On Wed, Mar 13, 2024 at 05:22:33PM +0100, Marek Szyprowski wrote:
> On 13.03.2024 15:35, Sudeep Holla wrote:
> > On Tue, Mar 12, 2024 at 05:55:49PM +0000, Catalin Marinas wrote:
> >> On Tue, Mar 12, 2024 at 10:06:06AM -0700, Christoph Lameter (Ampere) wrote:
> >>> On Mon, 11 Mar 2024, Christoph Lameter (Ampere) wrote:
> >>>
> >>>> This could be an issue in the ARM64 arch code itself where there maybe
> >>>> an assumption elsewhere that a cpumask can always store up to NR_CPU
> >>>> cpus and not only nr_cpu_ids as OFFSTACK does.
> >>>>
> >>>> How can I exercise the opp driver in order to recreate the problem?
> >>>>
> >>>> I assume the opp driver is ARM specific? x86 defaults to OFFSTACK so if
> >>>> there is an issue with OFFSTACK in opp then it should fail with kernel
> >>>> default configuration on that platform.
> >>> I checked the ARM64 arch sources use of NR_CPUS and its all fine.
> >>>
> >>> Also verified in my testing logs that CONFIG_PM_OPP was set in all tests.
> >>>
> >>> No warnings in the kernel log during those tests.
> >>>
> >>> How to reproduce this?
> >> I guess you need a platform with a dts that has an "operating-points-v2"
> >> property.
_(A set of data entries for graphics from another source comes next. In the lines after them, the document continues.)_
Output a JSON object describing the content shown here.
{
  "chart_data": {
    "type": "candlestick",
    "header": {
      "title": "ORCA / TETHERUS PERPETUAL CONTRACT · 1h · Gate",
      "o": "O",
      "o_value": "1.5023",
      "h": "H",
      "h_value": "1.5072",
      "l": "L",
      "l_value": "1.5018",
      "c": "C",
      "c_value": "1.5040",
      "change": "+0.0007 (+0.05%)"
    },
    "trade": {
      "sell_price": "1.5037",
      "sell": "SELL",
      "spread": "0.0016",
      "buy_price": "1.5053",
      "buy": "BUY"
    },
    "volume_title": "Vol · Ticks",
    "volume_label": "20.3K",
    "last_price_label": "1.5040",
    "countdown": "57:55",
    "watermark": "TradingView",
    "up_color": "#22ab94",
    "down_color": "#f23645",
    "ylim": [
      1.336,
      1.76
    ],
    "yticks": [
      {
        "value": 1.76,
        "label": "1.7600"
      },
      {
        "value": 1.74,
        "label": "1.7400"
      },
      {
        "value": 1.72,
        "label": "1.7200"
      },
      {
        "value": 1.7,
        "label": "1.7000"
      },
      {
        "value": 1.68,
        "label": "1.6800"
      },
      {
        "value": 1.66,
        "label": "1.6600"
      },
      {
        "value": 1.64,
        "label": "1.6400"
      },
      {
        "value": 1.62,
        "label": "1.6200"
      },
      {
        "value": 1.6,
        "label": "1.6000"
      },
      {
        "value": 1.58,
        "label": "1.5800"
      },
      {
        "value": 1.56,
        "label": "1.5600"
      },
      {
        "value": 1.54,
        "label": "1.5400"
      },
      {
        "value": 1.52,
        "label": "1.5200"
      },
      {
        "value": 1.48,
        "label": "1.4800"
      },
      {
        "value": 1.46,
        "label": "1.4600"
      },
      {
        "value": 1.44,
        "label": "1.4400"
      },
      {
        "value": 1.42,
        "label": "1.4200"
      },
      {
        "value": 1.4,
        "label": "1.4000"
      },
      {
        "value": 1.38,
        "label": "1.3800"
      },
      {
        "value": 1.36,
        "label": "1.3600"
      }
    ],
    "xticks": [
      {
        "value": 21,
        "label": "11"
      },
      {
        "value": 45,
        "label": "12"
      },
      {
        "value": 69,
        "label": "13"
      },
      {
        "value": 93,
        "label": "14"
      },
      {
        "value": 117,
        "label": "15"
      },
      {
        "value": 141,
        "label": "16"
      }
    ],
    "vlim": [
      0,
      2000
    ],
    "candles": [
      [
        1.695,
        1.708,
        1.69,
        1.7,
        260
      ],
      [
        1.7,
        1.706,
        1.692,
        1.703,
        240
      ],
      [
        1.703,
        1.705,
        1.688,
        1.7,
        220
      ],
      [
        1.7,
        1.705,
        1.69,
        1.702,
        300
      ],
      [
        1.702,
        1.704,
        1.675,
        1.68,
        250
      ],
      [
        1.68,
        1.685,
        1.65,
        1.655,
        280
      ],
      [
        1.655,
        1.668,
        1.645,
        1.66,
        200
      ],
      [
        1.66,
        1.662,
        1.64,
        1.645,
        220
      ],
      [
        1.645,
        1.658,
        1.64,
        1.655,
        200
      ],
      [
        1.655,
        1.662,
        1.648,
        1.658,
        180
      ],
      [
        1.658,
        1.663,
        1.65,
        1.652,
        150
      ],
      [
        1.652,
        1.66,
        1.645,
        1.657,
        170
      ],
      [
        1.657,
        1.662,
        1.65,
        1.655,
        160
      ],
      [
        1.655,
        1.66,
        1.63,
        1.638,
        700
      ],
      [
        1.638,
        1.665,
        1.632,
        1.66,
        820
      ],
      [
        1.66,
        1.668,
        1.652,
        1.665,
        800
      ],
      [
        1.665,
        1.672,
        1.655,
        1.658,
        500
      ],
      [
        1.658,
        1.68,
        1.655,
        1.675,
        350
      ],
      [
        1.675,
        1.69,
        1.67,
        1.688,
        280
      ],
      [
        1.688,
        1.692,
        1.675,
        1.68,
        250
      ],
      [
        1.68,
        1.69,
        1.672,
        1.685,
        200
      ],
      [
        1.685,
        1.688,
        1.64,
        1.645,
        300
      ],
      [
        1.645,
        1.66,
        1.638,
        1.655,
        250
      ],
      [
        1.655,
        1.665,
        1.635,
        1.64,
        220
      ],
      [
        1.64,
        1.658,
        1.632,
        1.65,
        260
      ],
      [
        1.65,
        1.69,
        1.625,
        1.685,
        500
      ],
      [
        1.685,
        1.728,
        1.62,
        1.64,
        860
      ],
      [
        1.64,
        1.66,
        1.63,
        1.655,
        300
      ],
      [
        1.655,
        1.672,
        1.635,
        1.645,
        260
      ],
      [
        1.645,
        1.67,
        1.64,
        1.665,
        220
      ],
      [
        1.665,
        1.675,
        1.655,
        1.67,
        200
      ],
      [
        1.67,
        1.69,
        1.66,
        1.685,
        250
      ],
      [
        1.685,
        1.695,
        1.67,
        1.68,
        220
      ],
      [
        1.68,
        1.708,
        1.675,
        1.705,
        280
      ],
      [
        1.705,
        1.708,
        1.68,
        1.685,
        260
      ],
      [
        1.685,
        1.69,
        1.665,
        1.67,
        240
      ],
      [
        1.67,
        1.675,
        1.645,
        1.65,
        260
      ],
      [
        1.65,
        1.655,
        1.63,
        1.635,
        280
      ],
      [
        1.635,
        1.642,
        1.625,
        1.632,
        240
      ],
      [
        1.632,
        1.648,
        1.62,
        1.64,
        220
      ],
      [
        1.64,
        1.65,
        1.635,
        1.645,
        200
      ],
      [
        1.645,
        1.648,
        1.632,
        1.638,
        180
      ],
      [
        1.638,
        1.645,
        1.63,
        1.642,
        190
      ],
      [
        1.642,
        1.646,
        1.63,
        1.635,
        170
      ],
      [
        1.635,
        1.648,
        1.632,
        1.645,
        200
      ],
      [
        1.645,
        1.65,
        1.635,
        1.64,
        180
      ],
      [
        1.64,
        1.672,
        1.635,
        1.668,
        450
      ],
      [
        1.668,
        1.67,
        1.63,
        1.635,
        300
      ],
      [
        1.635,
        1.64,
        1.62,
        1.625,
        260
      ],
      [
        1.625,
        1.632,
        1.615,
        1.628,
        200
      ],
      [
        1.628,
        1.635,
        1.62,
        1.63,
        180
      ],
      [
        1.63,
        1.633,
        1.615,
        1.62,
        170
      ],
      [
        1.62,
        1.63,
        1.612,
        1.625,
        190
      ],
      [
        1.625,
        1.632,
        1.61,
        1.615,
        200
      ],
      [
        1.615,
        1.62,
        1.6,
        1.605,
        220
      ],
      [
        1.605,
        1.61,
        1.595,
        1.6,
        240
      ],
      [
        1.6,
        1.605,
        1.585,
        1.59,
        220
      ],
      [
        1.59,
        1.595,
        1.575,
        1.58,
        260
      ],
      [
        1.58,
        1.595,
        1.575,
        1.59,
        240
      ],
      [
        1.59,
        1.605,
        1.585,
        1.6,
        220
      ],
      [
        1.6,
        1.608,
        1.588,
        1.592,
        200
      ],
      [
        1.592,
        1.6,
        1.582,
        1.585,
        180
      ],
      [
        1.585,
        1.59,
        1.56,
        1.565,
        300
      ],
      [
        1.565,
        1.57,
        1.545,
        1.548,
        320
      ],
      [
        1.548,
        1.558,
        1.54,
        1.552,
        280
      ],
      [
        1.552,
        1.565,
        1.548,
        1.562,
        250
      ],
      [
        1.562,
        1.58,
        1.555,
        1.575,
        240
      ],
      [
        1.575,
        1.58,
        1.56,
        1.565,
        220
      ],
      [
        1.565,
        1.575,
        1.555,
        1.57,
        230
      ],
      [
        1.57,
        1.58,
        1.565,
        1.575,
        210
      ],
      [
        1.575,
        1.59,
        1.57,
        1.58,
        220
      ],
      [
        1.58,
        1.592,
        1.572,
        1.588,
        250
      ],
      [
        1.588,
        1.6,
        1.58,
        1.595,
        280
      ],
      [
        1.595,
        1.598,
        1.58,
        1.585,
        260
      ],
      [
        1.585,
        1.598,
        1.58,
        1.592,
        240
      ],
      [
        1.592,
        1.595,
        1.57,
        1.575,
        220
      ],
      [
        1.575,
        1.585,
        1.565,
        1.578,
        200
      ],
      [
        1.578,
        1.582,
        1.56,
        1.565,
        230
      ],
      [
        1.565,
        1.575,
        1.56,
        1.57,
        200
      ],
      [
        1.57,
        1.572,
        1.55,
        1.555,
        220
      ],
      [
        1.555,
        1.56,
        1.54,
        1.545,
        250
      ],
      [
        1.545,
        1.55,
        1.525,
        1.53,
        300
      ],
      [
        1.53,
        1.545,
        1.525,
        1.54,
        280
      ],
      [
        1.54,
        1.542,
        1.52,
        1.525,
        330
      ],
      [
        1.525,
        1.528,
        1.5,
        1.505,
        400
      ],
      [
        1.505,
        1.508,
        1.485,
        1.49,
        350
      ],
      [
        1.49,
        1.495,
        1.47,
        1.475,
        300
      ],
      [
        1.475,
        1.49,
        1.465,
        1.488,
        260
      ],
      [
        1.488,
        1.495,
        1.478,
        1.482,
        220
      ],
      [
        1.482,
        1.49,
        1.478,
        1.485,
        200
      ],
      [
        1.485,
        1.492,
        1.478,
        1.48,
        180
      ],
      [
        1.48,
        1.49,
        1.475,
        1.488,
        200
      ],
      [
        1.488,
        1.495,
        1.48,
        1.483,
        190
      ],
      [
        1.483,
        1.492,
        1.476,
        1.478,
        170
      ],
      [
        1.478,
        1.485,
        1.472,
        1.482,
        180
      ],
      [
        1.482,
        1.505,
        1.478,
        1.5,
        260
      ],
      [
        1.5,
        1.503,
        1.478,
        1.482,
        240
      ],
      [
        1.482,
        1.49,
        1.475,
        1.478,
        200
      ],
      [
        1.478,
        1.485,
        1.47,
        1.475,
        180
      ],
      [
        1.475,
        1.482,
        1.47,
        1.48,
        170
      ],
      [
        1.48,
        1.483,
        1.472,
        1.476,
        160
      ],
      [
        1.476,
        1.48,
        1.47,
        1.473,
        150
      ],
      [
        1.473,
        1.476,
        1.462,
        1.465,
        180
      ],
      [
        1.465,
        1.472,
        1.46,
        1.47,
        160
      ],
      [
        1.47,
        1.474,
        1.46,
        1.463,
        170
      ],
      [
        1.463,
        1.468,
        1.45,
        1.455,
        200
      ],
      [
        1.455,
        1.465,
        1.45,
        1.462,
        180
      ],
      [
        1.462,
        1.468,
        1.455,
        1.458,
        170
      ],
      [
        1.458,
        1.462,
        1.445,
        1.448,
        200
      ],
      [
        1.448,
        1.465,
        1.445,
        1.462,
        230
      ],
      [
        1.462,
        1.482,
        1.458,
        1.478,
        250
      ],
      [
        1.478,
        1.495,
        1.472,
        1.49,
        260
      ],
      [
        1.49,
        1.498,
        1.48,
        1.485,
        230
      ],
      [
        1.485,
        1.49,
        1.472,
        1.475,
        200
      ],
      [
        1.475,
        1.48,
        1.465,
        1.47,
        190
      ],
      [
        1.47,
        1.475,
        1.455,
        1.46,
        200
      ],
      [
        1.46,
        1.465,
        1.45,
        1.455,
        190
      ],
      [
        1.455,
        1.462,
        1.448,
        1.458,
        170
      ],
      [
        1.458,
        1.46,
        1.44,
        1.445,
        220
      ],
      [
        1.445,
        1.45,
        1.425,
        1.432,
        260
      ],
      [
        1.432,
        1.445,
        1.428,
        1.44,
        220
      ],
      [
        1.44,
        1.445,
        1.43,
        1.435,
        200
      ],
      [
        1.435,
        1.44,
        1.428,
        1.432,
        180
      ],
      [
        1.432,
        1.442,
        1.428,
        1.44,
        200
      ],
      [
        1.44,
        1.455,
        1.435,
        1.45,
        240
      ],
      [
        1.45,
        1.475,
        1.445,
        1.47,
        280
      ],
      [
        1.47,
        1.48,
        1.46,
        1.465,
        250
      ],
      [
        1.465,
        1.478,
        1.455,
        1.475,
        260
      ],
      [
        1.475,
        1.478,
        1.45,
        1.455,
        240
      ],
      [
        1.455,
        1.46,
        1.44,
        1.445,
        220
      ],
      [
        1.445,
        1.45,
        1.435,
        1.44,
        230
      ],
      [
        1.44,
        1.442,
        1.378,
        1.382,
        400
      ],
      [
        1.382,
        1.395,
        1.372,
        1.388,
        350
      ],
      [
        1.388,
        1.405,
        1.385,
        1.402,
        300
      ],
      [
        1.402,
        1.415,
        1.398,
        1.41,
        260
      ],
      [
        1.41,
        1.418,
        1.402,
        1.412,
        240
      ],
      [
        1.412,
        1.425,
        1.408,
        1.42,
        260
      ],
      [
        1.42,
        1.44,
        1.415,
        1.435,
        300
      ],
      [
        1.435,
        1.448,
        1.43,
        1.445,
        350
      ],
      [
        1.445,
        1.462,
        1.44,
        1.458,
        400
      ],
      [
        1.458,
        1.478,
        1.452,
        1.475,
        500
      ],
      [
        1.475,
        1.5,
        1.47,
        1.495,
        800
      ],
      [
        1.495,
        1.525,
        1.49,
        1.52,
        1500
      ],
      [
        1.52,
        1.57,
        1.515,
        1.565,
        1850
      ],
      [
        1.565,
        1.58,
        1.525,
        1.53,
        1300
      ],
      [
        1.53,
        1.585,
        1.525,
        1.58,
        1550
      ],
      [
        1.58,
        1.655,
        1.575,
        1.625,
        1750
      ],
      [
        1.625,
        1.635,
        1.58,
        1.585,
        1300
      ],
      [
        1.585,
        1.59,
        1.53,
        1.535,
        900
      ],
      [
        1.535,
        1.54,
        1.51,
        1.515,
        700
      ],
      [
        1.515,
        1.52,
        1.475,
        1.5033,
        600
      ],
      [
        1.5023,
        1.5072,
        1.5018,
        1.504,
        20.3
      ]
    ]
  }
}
I don't have any around.
> >>
> >> Sudeep was trying to trigger this code path earlier, not sure where he
> >> got to.
> > I did try to trigger this on FVP by adding OPPs + some hacks to add dummy
> > clock provider to successfully probe this driver. I couldn't hit the issue
> > reported 🙁. It could be that with the hardware clock/regulator drivers, it
> > take a different path in OPP core.
>
> I can fully reproduce this issue on Khadas VIM3 and Odroid-N2 boards.
> Both Meson A311D SoC based.

So, if I'm reading the OPP code and the DTS* files for Khadas VIM3
correctly, these use operating-points-v2, which is parsed by the opp
layer.

If the opp layer is unable to parse any operating points, it should
print "no supported OPPs" and remove the table (thereby preventing
the code in question being reached.)

So, I wonder whether what you're seeing is a latent bug which is
being tickled by the presence of the CPU masks being off-stack
changing the kernel timing.

I would suggest the printk debug approach may help here to see when
the OPPs are begun to be parsed, when they're created etc and their
timing relationship to being used. Given the suspicion, it's possible
that the mere addition of printk() may "fix" the problem, which again
would be another semi-useful data point.

--
RMK's Patch system: https://www.armlinux.org.uk/developer/patches/
FTTP is here! 80Mbps down 10Mbps up. Decent connectivity at last!